2457 signatures pour une réforme du système scolaire neuchâtelois
Enseignement
Une pétition munie de 2457 signatures en faveur d'un système scolaire plus adapté aux besoins des élèves a été déposée mercredi au Conseil d'Etat et au Grand Conseil neuchâtelois. Cette démarche émane d'enseignants inquiets pour l'avenir de l'école obligatoire du canton.

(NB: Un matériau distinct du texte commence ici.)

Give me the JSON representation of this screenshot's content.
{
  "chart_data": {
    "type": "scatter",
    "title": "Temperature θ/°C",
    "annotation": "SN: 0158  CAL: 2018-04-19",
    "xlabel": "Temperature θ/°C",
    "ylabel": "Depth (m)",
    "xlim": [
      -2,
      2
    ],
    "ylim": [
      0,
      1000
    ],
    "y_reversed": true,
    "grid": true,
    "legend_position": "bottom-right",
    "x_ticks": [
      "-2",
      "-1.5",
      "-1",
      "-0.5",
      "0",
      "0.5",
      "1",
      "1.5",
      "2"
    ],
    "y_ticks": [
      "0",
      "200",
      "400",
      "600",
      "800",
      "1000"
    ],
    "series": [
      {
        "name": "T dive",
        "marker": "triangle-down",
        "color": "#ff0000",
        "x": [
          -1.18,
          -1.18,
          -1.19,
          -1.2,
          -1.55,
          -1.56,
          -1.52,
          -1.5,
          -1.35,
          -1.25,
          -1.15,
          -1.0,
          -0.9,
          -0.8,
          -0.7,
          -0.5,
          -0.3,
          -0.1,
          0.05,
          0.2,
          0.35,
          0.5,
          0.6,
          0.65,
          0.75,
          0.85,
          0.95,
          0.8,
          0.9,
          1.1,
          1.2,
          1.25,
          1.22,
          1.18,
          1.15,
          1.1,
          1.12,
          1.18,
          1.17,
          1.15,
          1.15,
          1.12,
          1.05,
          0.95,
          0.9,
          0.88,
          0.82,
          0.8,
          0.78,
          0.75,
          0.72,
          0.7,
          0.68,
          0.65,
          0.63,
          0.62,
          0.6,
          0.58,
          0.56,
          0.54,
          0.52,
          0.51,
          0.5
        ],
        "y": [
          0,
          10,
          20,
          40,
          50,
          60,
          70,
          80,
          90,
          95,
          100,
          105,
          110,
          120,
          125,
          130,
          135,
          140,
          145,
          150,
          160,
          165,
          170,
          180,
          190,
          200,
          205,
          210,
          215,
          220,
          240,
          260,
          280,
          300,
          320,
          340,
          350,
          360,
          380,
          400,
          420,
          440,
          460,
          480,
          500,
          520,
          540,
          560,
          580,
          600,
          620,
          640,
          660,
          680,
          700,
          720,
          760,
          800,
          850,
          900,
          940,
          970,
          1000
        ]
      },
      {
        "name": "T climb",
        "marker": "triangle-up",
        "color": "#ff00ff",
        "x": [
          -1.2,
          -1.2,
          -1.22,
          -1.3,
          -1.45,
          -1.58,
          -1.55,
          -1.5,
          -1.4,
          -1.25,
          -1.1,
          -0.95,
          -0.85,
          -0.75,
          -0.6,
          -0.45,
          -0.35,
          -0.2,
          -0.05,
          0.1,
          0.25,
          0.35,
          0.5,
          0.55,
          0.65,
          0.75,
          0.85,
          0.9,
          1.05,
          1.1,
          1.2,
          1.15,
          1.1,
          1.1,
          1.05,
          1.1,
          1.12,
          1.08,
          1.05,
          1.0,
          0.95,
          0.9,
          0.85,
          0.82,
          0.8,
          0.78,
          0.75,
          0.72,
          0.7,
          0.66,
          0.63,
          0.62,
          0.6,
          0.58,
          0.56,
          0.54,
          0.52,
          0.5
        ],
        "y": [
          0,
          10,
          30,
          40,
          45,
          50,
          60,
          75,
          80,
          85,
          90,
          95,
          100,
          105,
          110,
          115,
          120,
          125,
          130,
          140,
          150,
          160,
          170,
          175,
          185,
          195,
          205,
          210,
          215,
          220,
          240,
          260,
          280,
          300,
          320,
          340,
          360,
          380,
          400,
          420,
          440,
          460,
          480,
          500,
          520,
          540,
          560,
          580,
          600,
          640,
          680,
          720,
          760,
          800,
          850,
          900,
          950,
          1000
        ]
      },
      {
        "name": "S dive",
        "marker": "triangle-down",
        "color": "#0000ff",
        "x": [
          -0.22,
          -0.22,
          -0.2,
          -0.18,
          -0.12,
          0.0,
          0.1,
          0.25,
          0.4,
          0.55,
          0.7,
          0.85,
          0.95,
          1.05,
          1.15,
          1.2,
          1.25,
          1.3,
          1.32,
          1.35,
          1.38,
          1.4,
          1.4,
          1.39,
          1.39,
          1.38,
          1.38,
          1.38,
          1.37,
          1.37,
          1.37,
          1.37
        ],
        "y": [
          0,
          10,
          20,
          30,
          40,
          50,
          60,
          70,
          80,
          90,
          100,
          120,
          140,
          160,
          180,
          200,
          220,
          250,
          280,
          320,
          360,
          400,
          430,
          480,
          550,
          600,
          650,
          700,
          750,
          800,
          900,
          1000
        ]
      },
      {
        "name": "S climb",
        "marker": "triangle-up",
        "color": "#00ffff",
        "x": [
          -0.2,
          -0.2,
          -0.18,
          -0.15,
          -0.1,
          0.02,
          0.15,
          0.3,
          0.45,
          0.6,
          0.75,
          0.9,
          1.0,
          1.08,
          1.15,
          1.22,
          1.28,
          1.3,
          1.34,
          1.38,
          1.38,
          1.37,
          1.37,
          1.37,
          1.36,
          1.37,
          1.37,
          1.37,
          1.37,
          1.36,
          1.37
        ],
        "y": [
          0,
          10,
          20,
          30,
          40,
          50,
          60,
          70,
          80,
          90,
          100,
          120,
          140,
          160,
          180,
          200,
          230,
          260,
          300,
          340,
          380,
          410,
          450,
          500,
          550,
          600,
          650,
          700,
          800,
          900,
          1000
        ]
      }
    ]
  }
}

Les signataires de la pétition déplorent l'insuffisance de structures et de ressources destinées à accompagner les enfants à besoins particuliers, notamment ceux présentant des troubles comme le trouble du déficit de l'attention avec hyperactivité (TDAH) ou du trouble du spectre de l'autisme. Parallèlement, les programmes scolaires se sont alourdis sans moyens supplémentaires.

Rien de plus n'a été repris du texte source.